One wall of the clubroom is painted with the European Union flag — that’s from EuroSim club. Even more fitting, painted on the opposite wall is the German flag — from the German club, which hosted Canisius Oktoberfest from 1971 to, as far as I can tell, 2010. Bohlman and Lüth, as reported in that year’s Griffin, were the bartenders for the 1981 Canisius Oktoberfest. I took their picture in front of the flag as we chatted about Oktoberfest and Canisius.
I asked what had changed the most since their time as foreign exchange students. Bohlman pointed to the development on Delevan Avenue. Lüth said her host family’s son attended Mount St. Joseph’s High School, which has now been turned into Lyons Hall. But mostly it was about technology. Setting up a meeting between us, then complete strangers, took mere minutes; calling their families in Germany took more time — and money.
The price to talk to call home in 1982? It could cost $20 for a single call, Bohlman recalled. (“Of course, Izzy [Lüth] talked for an hour. I talked for 3 minutes.”) The best time to call? After 6:00 p.m. (since that would be after midnight in Germany—much cheaper).
We looked at the wall of famous alumni outside the Regis Room, noting the most famous judges, scholars and businessmen. The one who stuck out to the Germans was Fr. James Demske, president of Canisius during their time at the college. Lüth knew Father Demske well, noting that he attended the University of Freiburg and spoke fluent German.
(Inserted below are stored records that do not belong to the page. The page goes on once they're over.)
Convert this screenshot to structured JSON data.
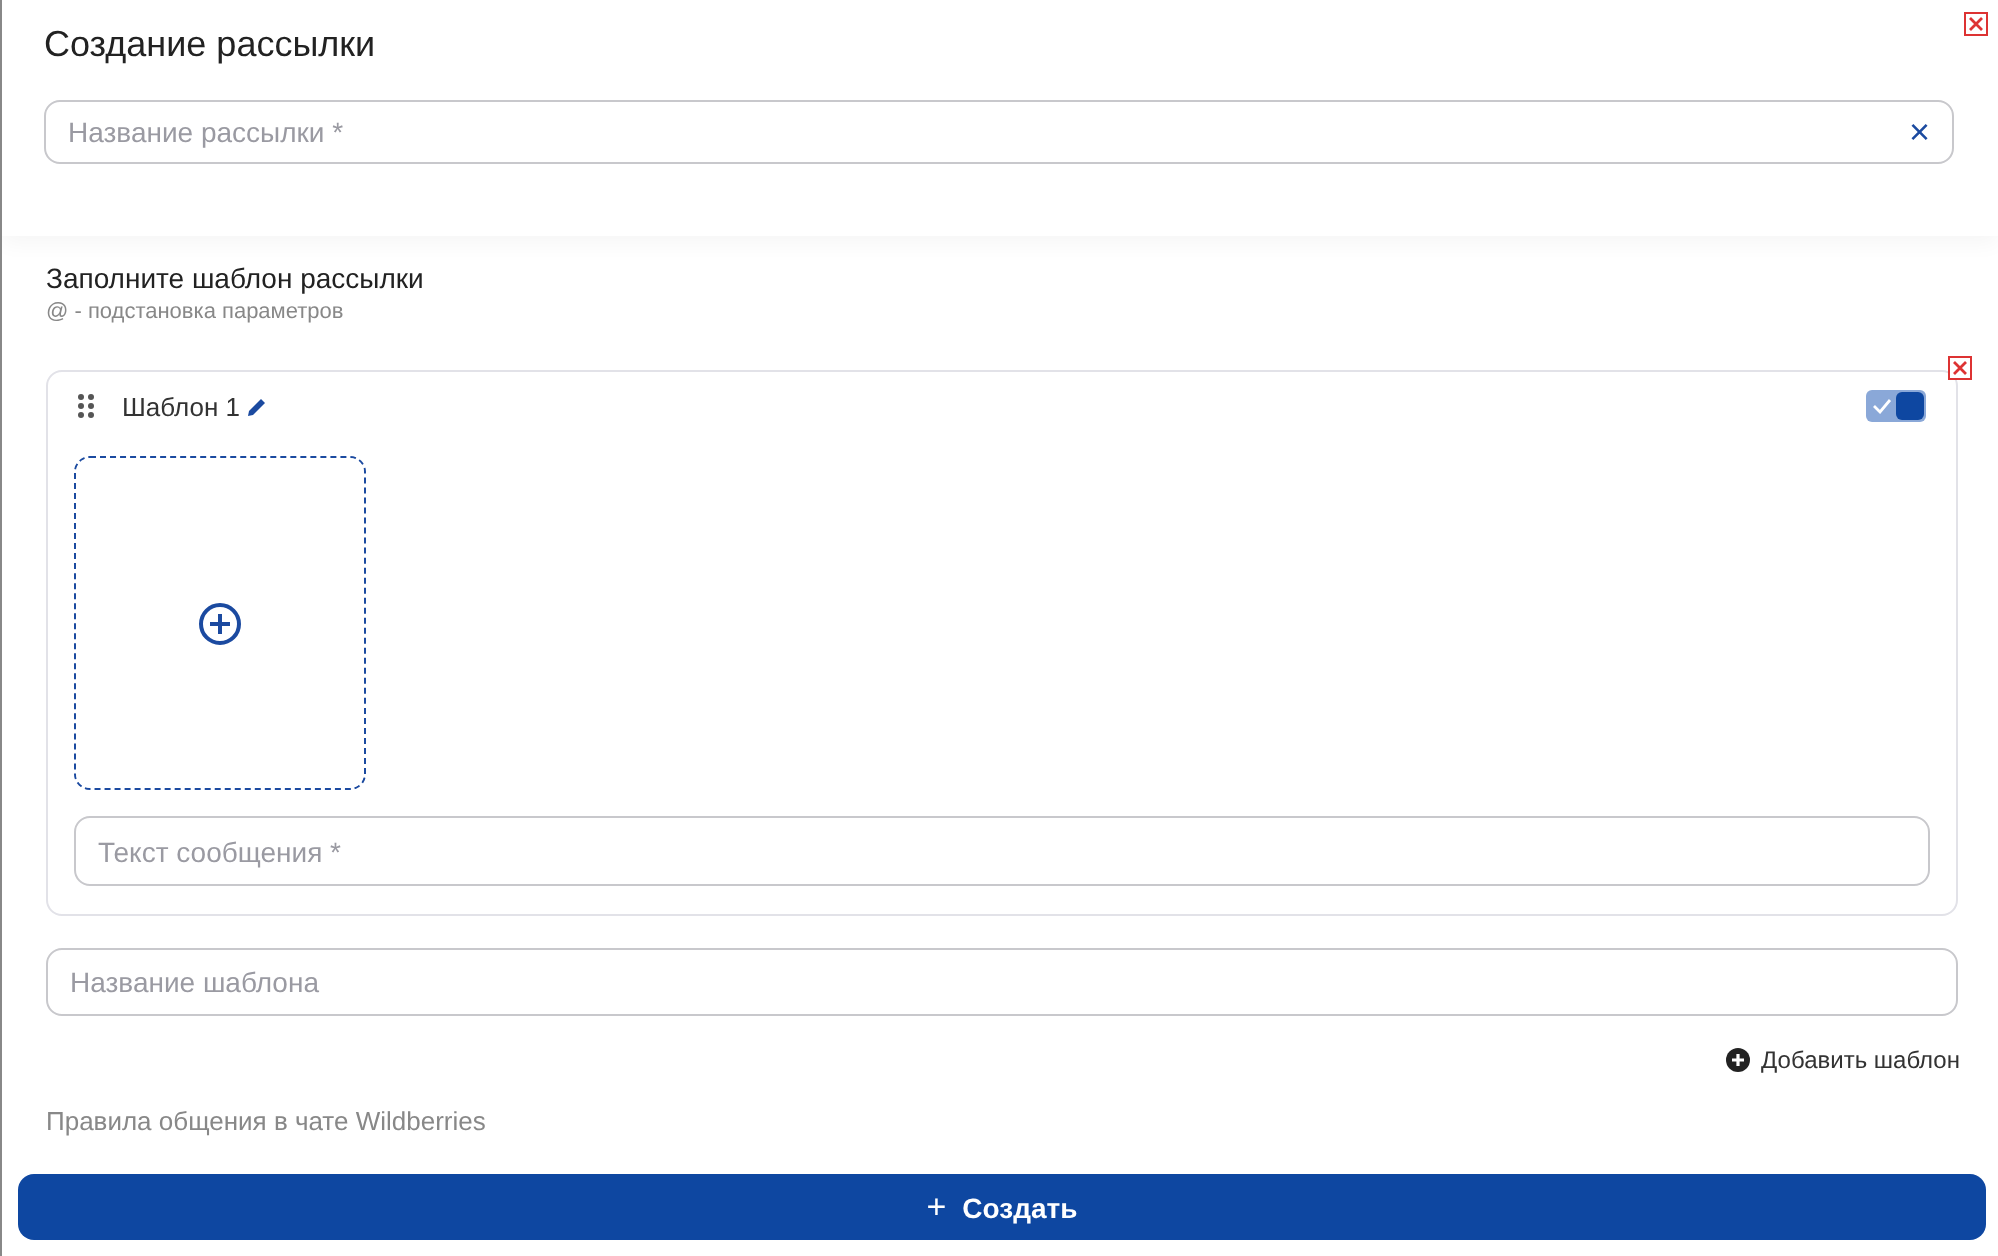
{
  "dialog": {
    "title": "Создание рассылки"
  },
  "mailing_name": {
    "placeholder": "Название рассылки *",
    "clear": "×"
  },
  "template_section": {
    "title": "Заполните шаблон рассылки",
    "hint": "@ - подстановка параметров"
  },
  "templates": [
    {
      "name": "Шаблон 1",
      "enabled": true,
      "message": {
        "placeholder": "Текст сообщения *"
      }
    }
  ],
  "template_name": {
    "placeholder": "Название шаблона"
  },
  "add_template": "Добавить шаблон",
  "rules_link": "Правила общения в чате Wildberries",
  "create_button": {
    "icon": "+",
    "label": "Создать"
  }
}
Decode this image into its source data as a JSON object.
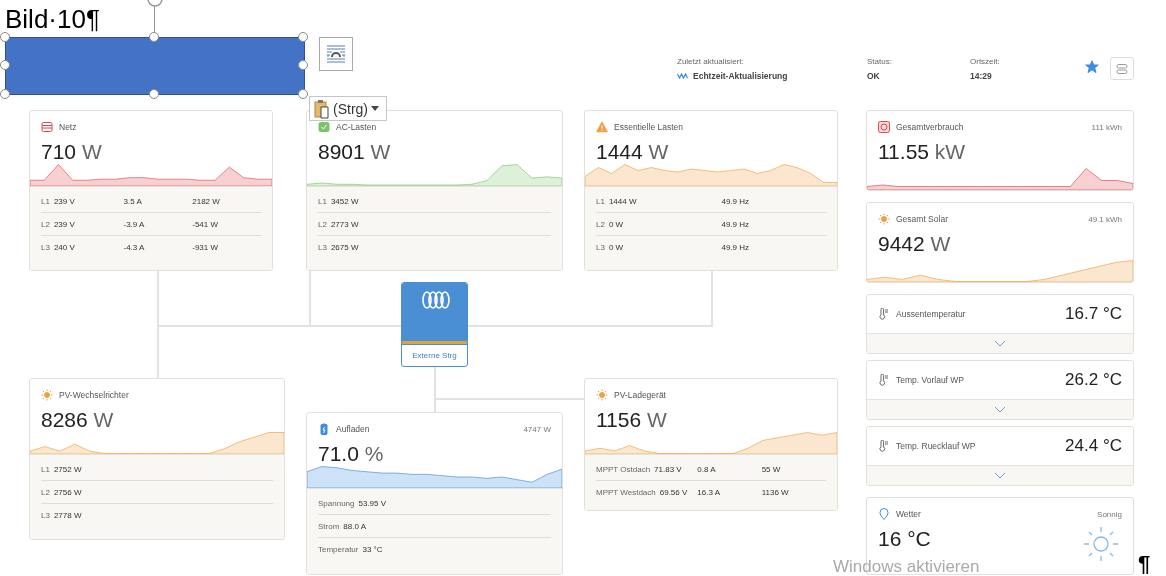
{
  "document": {
    "caption": "Bild·10¶",
    "paste_button": "(Strg)",
    "end_mark": "¶"
  },
  "header": {
    "last_updated_label": "Zuletzt aktualisiert:",
    "last_updated_value": "Echtzeit-Aktualisierung",
    "status_label": "Status:",
    "status_value": "OK",
    "time_label": "Ortszeit:",
    "time_value": "14:29",
    "favorite": true
  },
  "diagram": {
    "cards": [
      {
        "title": "Netz",
        "value": "710",
        "unit": "W",
        "color": "#e0474c",
        "rows": [
          [
            "L1",
            "239 V",
            "3.5 A",
            "2182 W"
          ],
          [
            "L2",
            "239 V",
            "-3.9 A",
            "-541 W"
          ],
          [
            "L3",
            "240 V",
            "-4.3 A",
            "-931 W"
          ]
        ]
      },
      {
        "title": "AC-Lasten",
        "value": "8901",
        "unit": "W",
        "color": "#7ac46b",
        "rows": [
          [
            "L1",
            "3452 W"
          ],
          [
            "L2",
            "2773 W"
          ],
          [
            "L3",
            "2675 W"
          ]
        ]
      },
      {
        "title": "Essentielle Lasten",
        "value": "1444",
        "unit": "W",
        "color": "#f0a040",
        "rows": [
          [
            "L1",
            "1444 W",
            "49.9 Hz"
          ],
          [
            "L2",
            "0 W",
            "49.9 Hz"
          ],
          [
            "L3",
            "0 W",
            "49.9 Hz"
          ]
        ]
      },
      {
        "title": "PV-Wechselrichter",
        "value": "8286",
        "unit": "W",
        "color": "#f0a040",
        "rows": [
          [
            "L1",
            "2752 W"
          ],
          [
            "L2",
            "2756 W"
          ],
          [
            "L3",
            "2778 W"
          ]
        ]
      },
      {
        "title": "Aufladen",
        "value": "71.0",
        "unit": "%",
        "total": "4747 W",
        "color": "#3d8de0",
        "rows": [
          [
            "Spannung",
            "53.95 V"
          ],
          [
            "Strom",
            "88.0 A"
          ],
          [
            "Temperatur",
            "33 °C"
          ]
        ]
      },
      {
        "title": "PV-Ladegerät",
        "value": "1156",
        "unit": "W",
        "color": "#f0a040",
        "rows": [
          [
            "MPPT Ostdach",
            "71.83 V",
            "0.8 A",
            "55 W"
          ],
          [
            "MPPT Westdach",
            "69.56 V",
            "16.3 A",
            "1136 W"
          ]
        ]
      }
    ],
    "hub": {
      "label": "Externe Strg"
    }
  },
  "sidebar": [
    {
      "kind": "stat",
      "title": "Gesamtverbrauch",
      "value": "11.55",
      "unit": "kW",
      "total": "111 kWh",
      "color": "#e0474c"
    },
    {
      "kind": "stat",
      "title": "Gesamt Solar",
      "value": "9442",
      "unit": "W",
      "total": "49.1 kWh",
      "color": "#f0a040"
    },
    {
      "kind": "temperature",
      "title": "Aussentemperatur",
      "value": "16.7 °C",
      "expanded": false
    },
    {
      "kind": "temperature",
      "title": "Temp. Vorlauf WP",
      "value": "26.2 °C",
      "expanded": false
    },
    {
      "kind": "temperature",
      "title": "Temp. Ruecklauf WP",
      "value": "24.4 °C",
      "expanded": false
    },
    {
      "kind": "weather",
      "title": "Wetter",
      "value": "16 °C",
      "condition": "Sonnig"
    }
  ],
  "os_notice": "Windows aktivieren"
}
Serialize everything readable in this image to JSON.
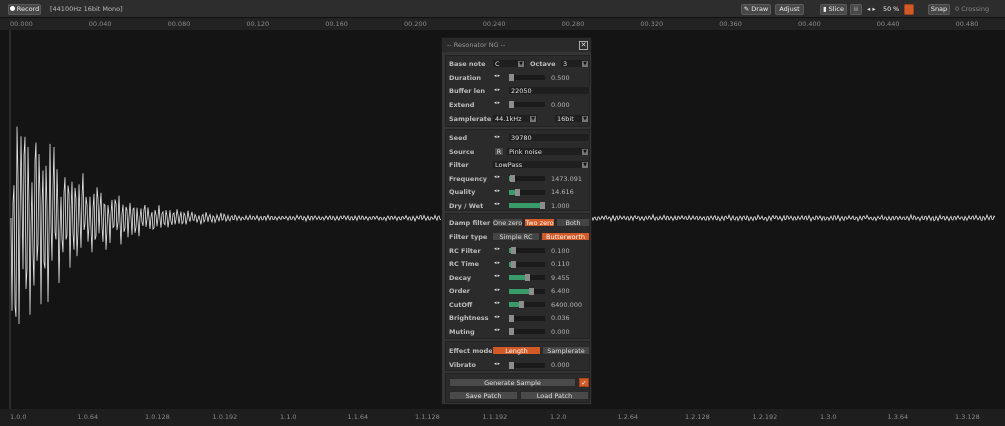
{
  "toolbar": {
    "record_label": "Record",
    "format_label": "[44100Hz 16bit Mono]",
    "draw_label": "Draw",
    "adjust_label": "Adjust",
    "slice_label": "Slice",
    "zoom_value": "50",
    "zoom_unit": "%",
    "snap_label": "Snap",
    "snap_mode": "0 Crossing",
    "accent": "#d35a26"
  },
  "time_ruler": [
    "00.000",
    "00.040",
    "00.080",
    "00.120",
    "00.160",
    "00.200",
    "00.240",
    "00.280",
    "00.320",
    "00.360",
    "00.400",
    "00.440",
    "00.480"
  ],
  "beat_ruler": [
    "1.0.0",
    "1.0.64",
    "1.0.128",
    "1.0.192",
    "1.1.0",
    "1.1.64",
    "1.1.128",
    "1.1.192",
    "1.2.0",
    "1.2.64",
    "1.2.128",
    "1.2.192",
    "1.3.0",
    "1.3.64",
    "1.3.128"
  ],
  "panel": {
    "title": "-- Resonator NG --",
    "base_note_label": "Base note",
    "base_note_value": "C",
    "octave_label": "Octave",
    "octave_value": "3",
    "duration_label": "Duration",
    "duration_value": "0.500",
    "duration_level": 0.05,
    "buffer_len_label": "Buffer len",
    "buffer_len_value": "22050",
    "extend_label": "Extend",
    "extend_value": "0.000",
    "extend_level": 0.0,
    "samplerate_label": "Samplerate",
    "samplerate_value": "44.1kHz",
    "bitdepth_value": "16bit",
    "seed_label": "Seed",
    "seed_value": "39780",
    "source_label": "Source",
    "source_r_label": "R",
    "source_value": "Pink noise",
    "filter_label": "Filter",
    "filter_value": "LowPass",
    "frequency_label": "Frequency",
    "frequency_value": "1473.091",
    "frequency_level": 0.07,
    "quality_label": "Quality",
    "quality_value": "14.616",
    "quality_level": 0.22,
    "drywet_label": "Dry / Wet",
    "drywet_value": "1.000",
    "drywet_level": 1.0,
    "damp_filter_label": "Damp filter",
    "damp_options": [
      "One zero",
      "Two zero",
      "Both"
    ],
    "damp_selected": 1,
    "filter_type_label": "Filter type",
    "filter_type_options": [
      "Simple RC",
      "Butterworth"
    ],
    "filter_type_selected": 1,
    "rc_filter_label": "RC Filter",
    "rc_filter_value": "0.100",
    "rc_filter_level": 0.1,
    "rc_time_label": "RC Time",
    "rc_time_value": "0.110",
    "rc_time_level": 0.11,
    "decay_label": "Decay",
    "decay_value": "9.455",
    "decay_level": 0.5,
    "order_label": "Order",
    "order_value": "6.400",
    "order_level": 0.62,
    "cutoff_label": "CutOff",
    "cutoff_value": "6400.000",
    "cutoff_level": 0.34,
    "brightness_label": "Brightness",
    "brightness_value": "0.036",
    "brightness_level": 0.04,
    "muting_label": "Muting",
    "muting_value": "0.000",
    "muting_level": 0.0,
    "effect_mode_label": "Effect mode",
    "effect_options": [
      "Length",
      "Samplerate"
    ],
    "effect_selected": 0,
    "vibrato_label": "Vibrato",
    "vibrato_value": "0.000",
    "vibrato_level": 0.0,
    "generate_label": "Generate Sample",
    "save_label": "Save Patch",
    "load_label": "Load Patch"
  }
}
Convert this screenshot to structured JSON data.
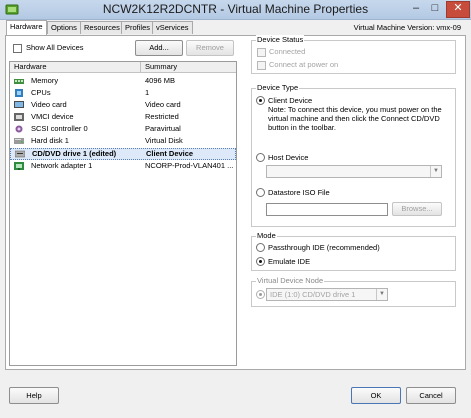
{
  "window": {
    "title": "NCW2K12R2DCNTR - Virtual Machine Properties",
    "minimize_glyph": "–",
    "maximize_glyph": "□",
    "close_glyph": "✕"
  },
  "tabs": [
    {
      "label": "Hardware",
      "active": true
    },
    {
      "label": "Options",
      "active": false
    },
    {
      "label": "Resources",
      "active": false
    },
    {
      "label": "Profiles",
      "active": false
    },
    {
      "label": "vServices",
      "active": false
    }
  ],
  "vm_version": "Virtual Machine Version: vmx-09",
  "hardware_panel": {
    "show_all_devices_label": "Show All Devices",
    "show_all_devices_checked": false,
    "add_label": "Add...",
    "remove_label": "Remove",
    "columns": [
      "Hardware",
      "Summary"
    ],
    "rows": [
      {
        "icon": "memory-icon",
        "name": "Memory",
        "summary": "4096 MB",
        "selected": false
      },
      {
        "icon": "cpu-icon",
        "name": "CPUs",
        "summary": "1",
        "selected": false
      },
      {
        "icon": "video-card-icon",
        "name": "Video card",
        "summary": "Video card",
        "selected": false
      },
      {
        "icon": "vmci-device-icon",
        "name": "VMCI device",
        "summary": "Restricted",
        "selected": false
      },
      {
        "icon": "scsi-controller-icon",
        "name": "SCSI controller 0",
        "summary": "Paravirtual",
        "selected": false
      },
      {
        "icon": "hard-disk-icon",
        "name": "Hard disk 1",
        "summary": "Virtual Disk",
        "selected": false
      },
      {
        "icon": "cd-dvd-drive-icon",
        "name": "CD/DVD drive 1 (edited)",
        "summary": "Client Device",
        "selected": true
      },
      {
        "icon": "network-adapter-icon",
        "name": "Network adapter 1",
        "summary": "NCORP-Prod-VLAN401 ...",
        "selected": false
      }
    ]
  },
  "device_status": {
    "legend": "Device Status",
    "connected_label": "Connected",
    "connected_checked": false,
    "connect_power_on_label": "Connect at power on",
    "connect_power_on_checked": false
  },
  "device_type": {
    "legend": "Device Type",
    "selected": "client_device",
    "client_device_label": "Client Device",
    "client_device_note": [
      "Note: To connect this device, you must power on the",
      "virtual machine and then click the Connect CD/DVD",
      "button in the toolbar."
    ],
    "host_device_label": "Host Device",
    "host_device_value": "",
    "datastore_iso_label": "Datastore ISO File",
    "datastore_iso_value": "",
    "browse_label": "Browse..."
  },
  "mode": {
    "legend": "Mode",
    "selected": "emulate_ide",
    "passthrough_label": "Passthrough IDE (recommended)",
    "emulate_label": "Emulate IDE"
  },
  "virtual_device_node": {
    "legend": "Virtual Device Node",
    "value": "IDE (1:0) CD/DVD drive 1"
  },
  "footer": {
    "help_label": "Help",
    "ok_label": "OK",
    "cancel_label": "Cancel"
  }
}
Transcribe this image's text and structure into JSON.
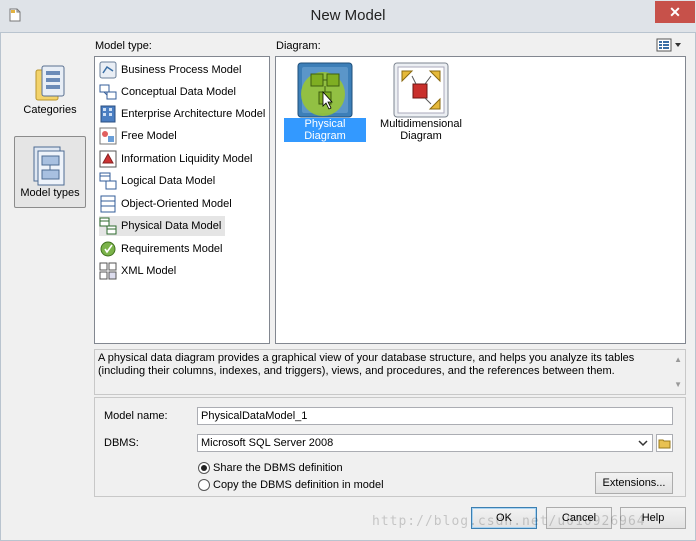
{
  "window": {
    "title": "New Model",
    "close_glyph": "✕"
  },
  "nav": [
    {
      "label": "Categories",
      "icon": "categories-icon"
    },
    {
      "label": "Model types",
      "icon": "model-types-icon",
      "selected": true
    }
  ],
  "model_type": {
    "label": "Model type:",
    "items": [
      {
        "label": "Business Process Model",
        "icon": "business-process-model-icon"
      },
      {
        "label": "Conceptual Data Model",
        "icon": "conceptual-data-model-icon"
      },
      {
        "label": "Enterprise Architecture Model",
        "icon": "enterprise-architecture-model-icon"
      },
      {
        "label": "Free Model",
        "icon": "free-model-icon"
      },
      {
        "label": "Information Liquidity Model",
        "icon": "information-liquidity-model-icon"
      },
      {
        "label": "Logical Data Model",
        "icon": "logical-data-model-icon"
      },
      {
        "label": "Object-Oriented Model",
        "icon": "object-oriented-model-icon"
      },
      {
        "label": "Physical Data Model",
        "icon": "physical-data-model-icon",
        "selected": true
      },
      {
        "label": "Requirements Model",
        "icon": "requirements-model-icon"
      },
      {
        "label": "XML Model",
        "icon": "xml-model-icon"
      }
    ]
  },
  "diagram": {
    "label": "Diagram:",
    "view_icon": "list-view-icon",
    "items": [
      {
        "label": "Physical Diagram",
        "icon": "physical-diagram-icon",
        "selected": true
      },
      {
        "label": "Multidimensional\nDiagram",
        "label_line1": "Multidimensional",
        "label_line2": "Diagram",
        "icon": "multidimensional-diagram-icon"
      }
    ]
  },
  "description": "A physical data diagram provides a graphical view of your database structure, and helps you analyze its tables (including their columns, indexes, and triggers), views, and procedures, and the references between them.",
  "form": {
    "model_name_label": "Model name:",
    "model_name_value": "PhysicalDataModel_1",
    "dbms_label": "DBMS:",
    "dbms_value": "Microsoft SQL Server 2008",
    "radio_share": "Share the DBMS definition",
    "radio_copy": "Copy the DBMS definition in model",
    "share_selected": true,
    "extensions_label": "Extensions..."
  },
  "buttons": {
    "ok": "OK",
    "cancel": "Cancel",
    "help": "Help"
  },
  "watermark": "http://blog.csdn.net/u010926964",
  "colors": {
    "selection": "#3399ff",
    "close_button": "#c7514a",
    "dialog_bg": "#f0f0f0"
  }
}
She met with Demske repeatedly in her return trips to campus over the years, and she hopes to meet his successor, President Steve Stoute, in her three-week stay in Buffalo this year.
Lüth wrote a letter to the editor in The Griffin in her last week at Canisius. In thanking her host family and her friends and faculty at Canisius College, she said that her year at Canisius “is and will be the best experience I could ever make in my life. . . . I will come back sometime!” A promise kept.